I’ve spent a fair amount of time in the past, talking about ‘heart focused parenting’ or teaching kids to listen and obey instructions ‘with a happy heart.” The idea behind all this being, that the attitude with which an act is carried out is just as important, if not more so, than the action itself.
This has been something that Boatman and I have done for a long time, with all our kids, and depending on the child, it has always looked a little different. 🙂 Two of my kids are laid back and easy-going and generally very happy to please. In many ways they would be considered a parents dream, and let’s face it, they are, but they have come with challenges.
My other two are less laid back and more strong-willed, and there have been some awesome tantrums thrown over the years. (Read my book for more 🙂 ) And whilst most of us would choose the easy-going over the strong-willed, I’ve loved the fact that they wear all their emotions out there for the world to see at all times. They are, technically, easier to parent.
The major difference I’ve found is this: those strong-willed two will fight me on an issue until they can see the value in it. It doesn’t matter what it is; something as simple as cleaning up after yourself. If they don’t want to, they will carry on about it for ages. But once they understand the reason behind; the why we clean up after ourselves, they take that value upon themselves, and just do it.
The laid back kids, are more inclined to do what they are told, which is great. Except for one thing; they never question why, they don’t care so much, and I’m never 100% sure whether or not the value has reached their little hearts. So yes, they will clean up the room, but it’s often because they were told to. Not because they understand that we need to always consider those that come behind, that it’s respectful to mum and dad to clean up after yourself and not expect us to do it for you, or that it shows good stewardship of our belongings, and thus consideration for the person who gave them to us.
It’s always about a lot more than just cleaning up.
With my eldest 10 and 1/2 and definitely in that difficult tween stage approaching the teen years, I’m suddenly getting a real glimpse into why training the heart is soooo important. It makes the younger years easier, by far, and who doesn’t want that? 🙂 But the real goal is that when the final bell reals, we want our kids to grow up being our friends.

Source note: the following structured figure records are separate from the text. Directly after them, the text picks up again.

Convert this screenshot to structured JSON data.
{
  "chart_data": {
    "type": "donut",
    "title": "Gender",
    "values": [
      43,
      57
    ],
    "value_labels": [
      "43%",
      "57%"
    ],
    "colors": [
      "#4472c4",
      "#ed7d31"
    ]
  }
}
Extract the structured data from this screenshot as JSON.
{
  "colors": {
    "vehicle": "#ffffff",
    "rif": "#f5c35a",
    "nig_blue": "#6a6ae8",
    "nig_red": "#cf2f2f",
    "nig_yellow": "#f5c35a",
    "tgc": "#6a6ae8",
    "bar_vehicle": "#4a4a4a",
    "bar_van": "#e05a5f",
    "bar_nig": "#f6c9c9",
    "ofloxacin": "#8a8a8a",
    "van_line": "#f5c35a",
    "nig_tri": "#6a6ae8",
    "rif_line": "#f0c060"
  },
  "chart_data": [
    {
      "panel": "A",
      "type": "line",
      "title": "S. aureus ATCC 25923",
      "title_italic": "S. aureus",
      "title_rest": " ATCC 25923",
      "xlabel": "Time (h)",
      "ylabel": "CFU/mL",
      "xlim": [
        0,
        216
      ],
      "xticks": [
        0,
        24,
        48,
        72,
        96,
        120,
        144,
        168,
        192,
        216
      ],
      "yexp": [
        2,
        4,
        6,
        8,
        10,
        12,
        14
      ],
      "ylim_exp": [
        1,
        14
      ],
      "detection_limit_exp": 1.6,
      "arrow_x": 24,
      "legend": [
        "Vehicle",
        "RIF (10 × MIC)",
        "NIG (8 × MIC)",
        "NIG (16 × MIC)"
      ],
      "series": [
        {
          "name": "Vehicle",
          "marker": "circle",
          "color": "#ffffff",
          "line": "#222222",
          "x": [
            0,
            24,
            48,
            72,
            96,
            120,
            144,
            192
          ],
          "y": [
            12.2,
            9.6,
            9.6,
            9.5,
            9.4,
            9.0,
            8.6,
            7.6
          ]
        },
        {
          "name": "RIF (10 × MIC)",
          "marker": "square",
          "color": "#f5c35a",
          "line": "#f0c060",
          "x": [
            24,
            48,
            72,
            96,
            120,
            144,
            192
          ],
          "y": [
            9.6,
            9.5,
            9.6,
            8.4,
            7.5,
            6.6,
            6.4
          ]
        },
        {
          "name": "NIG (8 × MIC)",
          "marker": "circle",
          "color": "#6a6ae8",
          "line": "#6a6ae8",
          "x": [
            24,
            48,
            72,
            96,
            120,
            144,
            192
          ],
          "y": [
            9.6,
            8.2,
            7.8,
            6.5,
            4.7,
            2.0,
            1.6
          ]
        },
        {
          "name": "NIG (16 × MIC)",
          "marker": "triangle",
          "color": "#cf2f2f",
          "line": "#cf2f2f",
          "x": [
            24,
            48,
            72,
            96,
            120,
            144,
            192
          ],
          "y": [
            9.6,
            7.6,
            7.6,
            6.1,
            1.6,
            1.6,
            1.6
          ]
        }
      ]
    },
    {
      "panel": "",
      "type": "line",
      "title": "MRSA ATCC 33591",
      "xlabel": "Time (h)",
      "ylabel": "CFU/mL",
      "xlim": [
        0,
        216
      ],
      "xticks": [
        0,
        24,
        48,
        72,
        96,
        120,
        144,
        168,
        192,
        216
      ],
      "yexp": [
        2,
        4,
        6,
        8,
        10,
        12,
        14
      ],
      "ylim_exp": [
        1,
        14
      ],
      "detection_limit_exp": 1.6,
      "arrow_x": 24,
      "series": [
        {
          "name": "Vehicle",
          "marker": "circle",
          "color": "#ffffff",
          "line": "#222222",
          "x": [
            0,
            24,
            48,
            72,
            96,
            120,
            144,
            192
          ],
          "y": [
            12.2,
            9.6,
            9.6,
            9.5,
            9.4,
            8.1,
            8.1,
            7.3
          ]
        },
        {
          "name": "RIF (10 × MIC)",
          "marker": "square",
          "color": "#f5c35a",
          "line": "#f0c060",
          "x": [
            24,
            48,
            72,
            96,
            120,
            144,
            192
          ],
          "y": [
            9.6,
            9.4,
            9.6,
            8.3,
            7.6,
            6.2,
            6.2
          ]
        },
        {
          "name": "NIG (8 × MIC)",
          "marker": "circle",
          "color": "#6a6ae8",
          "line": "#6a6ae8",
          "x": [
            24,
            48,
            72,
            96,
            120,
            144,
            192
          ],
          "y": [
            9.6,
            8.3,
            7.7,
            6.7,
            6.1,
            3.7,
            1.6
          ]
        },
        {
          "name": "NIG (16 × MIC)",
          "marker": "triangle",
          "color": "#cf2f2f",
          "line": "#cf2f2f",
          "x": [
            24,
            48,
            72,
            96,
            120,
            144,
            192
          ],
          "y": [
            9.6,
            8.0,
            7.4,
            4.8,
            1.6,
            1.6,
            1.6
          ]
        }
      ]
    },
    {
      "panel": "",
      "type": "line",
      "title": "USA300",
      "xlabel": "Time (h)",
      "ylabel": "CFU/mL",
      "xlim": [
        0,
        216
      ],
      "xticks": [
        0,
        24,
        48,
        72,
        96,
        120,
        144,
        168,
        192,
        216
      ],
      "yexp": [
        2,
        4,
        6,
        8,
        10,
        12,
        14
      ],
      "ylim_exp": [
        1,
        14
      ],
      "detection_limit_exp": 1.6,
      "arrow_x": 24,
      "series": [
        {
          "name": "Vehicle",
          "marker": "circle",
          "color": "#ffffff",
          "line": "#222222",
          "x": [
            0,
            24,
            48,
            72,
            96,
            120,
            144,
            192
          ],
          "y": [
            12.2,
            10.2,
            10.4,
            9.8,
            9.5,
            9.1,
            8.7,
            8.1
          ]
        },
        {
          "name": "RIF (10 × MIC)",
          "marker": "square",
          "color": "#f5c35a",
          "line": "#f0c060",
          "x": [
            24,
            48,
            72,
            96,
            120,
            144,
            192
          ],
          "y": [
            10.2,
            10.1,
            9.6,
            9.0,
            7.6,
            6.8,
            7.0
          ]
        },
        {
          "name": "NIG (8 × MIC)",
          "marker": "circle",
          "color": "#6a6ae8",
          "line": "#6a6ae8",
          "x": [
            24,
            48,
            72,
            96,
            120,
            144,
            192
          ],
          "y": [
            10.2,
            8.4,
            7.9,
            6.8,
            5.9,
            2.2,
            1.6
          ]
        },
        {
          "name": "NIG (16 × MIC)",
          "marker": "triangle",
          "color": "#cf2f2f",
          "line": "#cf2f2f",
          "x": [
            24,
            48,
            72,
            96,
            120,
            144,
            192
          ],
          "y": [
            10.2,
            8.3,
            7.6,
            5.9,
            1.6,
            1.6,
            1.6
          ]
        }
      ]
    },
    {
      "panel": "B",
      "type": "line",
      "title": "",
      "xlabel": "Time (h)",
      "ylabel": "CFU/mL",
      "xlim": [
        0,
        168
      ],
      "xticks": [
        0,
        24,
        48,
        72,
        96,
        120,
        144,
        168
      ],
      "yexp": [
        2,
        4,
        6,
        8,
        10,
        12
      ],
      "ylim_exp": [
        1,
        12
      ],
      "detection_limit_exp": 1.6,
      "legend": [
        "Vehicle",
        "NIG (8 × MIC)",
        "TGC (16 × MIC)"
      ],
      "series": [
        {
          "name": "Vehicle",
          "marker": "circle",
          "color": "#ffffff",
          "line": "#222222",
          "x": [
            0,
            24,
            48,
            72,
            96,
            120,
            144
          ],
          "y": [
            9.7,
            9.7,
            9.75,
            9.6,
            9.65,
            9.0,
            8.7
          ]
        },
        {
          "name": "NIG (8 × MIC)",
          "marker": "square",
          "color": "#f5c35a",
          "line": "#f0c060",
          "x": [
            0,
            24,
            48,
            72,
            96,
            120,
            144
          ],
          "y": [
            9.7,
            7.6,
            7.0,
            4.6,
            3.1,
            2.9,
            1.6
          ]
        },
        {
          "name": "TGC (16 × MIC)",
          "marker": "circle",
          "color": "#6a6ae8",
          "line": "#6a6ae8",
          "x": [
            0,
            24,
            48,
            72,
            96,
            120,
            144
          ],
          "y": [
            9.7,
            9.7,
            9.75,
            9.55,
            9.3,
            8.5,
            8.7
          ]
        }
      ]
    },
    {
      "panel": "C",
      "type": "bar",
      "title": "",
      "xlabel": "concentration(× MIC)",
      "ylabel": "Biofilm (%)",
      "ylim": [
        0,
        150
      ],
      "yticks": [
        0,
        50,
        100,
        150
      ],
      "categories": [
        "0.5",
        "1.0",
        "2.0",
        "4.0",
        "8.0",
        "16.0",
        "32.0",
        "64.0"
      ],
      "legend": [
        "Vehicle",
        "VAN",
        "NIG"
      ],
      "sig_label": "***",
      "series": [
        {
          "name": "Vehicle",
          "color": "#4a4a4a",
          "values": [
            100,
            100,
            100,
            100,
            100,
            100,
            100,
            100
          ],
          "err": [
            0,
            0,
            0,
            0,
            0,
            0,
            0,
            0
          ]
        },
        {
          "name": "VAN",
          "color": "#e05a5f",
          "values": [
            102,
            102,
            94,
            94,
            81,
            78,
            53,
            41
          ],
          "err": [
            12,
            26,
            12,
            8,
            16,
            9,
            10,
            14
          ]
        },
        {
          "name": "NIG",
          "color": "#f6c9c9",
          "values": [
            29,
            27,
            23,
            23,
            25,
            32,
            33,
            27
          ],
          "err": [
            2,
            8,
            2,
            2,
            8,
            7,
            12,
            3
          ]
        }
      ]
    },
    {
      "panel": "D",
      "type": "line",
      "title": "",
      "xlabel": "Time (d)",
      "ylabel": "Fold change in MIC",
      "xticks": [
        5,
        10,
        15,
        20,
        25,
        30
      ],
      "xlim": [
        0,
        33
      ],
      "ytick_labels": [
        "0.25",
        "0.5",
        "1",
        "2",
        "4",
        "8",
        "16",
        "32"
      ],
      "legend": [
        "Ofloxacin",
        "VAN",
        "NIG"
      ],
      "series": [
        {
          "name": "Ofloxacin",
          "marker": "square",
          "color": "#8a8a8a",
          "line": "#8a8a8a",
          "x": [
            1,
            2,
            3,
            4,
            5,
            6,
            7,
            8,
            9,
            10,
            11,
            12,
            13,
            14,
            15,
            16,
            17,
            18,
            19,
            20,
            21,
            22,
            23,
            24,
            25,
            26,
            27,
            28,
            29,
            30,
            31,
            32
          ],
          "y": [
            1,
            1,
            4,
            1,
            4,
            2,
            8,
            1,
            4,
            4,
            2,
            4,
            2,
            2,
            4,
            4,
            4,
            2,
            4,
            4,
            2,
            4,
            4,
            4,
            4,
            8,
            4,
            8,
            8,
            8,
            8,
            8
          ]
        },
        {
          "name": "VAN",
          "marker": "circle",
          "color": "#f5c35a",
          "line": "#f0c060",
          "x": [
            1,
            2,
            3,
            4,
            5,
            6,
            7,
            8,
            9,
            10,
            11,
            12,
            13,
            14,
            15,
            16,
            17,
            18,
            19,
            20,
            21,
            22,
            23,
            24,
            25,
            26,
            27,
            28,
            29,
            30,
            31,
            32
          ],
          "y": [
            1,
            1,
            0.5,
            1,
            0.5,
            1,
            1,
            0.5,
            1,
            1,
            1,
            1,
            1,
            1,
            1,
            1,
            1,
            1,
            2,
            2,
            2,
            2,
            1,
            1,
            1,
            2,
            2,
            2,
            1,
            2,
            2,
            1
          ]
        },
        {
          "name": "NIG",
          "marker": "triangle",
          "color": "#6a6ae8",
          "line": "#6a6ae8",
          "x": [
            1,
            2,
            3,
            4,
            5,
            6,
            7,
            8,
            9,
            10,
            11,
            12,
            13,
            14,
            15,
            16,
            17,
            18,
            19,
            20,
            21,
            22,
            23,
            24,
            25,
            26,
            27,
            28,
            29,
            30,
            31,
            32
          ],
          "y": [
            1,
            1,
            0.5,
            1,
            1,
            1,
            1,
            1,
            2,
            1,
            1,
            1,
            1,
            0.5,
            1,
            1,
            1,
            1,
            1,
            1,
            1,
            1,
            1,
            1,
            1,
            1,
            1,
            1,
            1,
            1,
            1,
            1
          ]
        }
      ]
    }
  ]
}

I’ve always said, friendship with our children is the goal, not the starting place. I am not my kids BFF’s right now; I can’t be, because I need to be their mentor. Besides that, a friendship is based on like-mindedness. Similar values and principles and morals. A common, shared way of looking at the world. We all have friends of course, where we don’t share similarities in all those areas, but if there is too many differences, there will never be a real connectedness.
I’m seeing now, as we have an occasionally moody, hormonal pre-teen, that all our major conflicts are occurring in areas where we have neglected to train her heart with good solid principles, that we ourselves hold. Because we haven’t filled her heart with the why, she herself has drawn her own conclusion as to a reason, and sometimes that’s in stark contrast to our ideals. This then creates conflict, which we all have to negotiate.
It’s frustrating for her, because she has spent years thinking things are a certain way because she hasn’t been told any different, and it’s frustrating for us, because we think we’ve told her, but obviously neglected to, because of her easy going nature not being very contrary. I find now, I’m having discussions that probably should have happened a few years ago, when she less set in her mind on how things work.
It’s a little bit exhausting.
For all of us.
The reason I’m sharing this though, is not to dishearten you and say that you too have probably forgotten for teach your kids something of extreme importance (or perhaps obvious practicality 🙂 ), but to encourage you, it’s not too late. The discussions can be had, and if they are done with love, hopefully that change of thinking can be brought around so that you’re both on the same page.
And if you have got younger kids, can I encourage you, to think about the future. What do you want from your little people? Most of us want a great friendship in the end, and to get that, we need to be training them in the values and ideals that are important to us as a family. It’s never too young to start. To answer all their why questions, but even better yet, give instructions with the reason attached to it.
“Put your shoes away, so they don’t get lost.”
“Hold my hand on the road so you can be safe.”
“Wash your hands after using the toilet to get rid of all the yucky germs, because we don’t want to make people sick do we?”
Simple, easy principles that you can build on as they get older. Simple words that will see their heart drawer a little closer to yours, and your dreams of great kids that you love spending time with, come a little bit closer. 🙂
What’s your thoughts on giving your kids the reason’s why?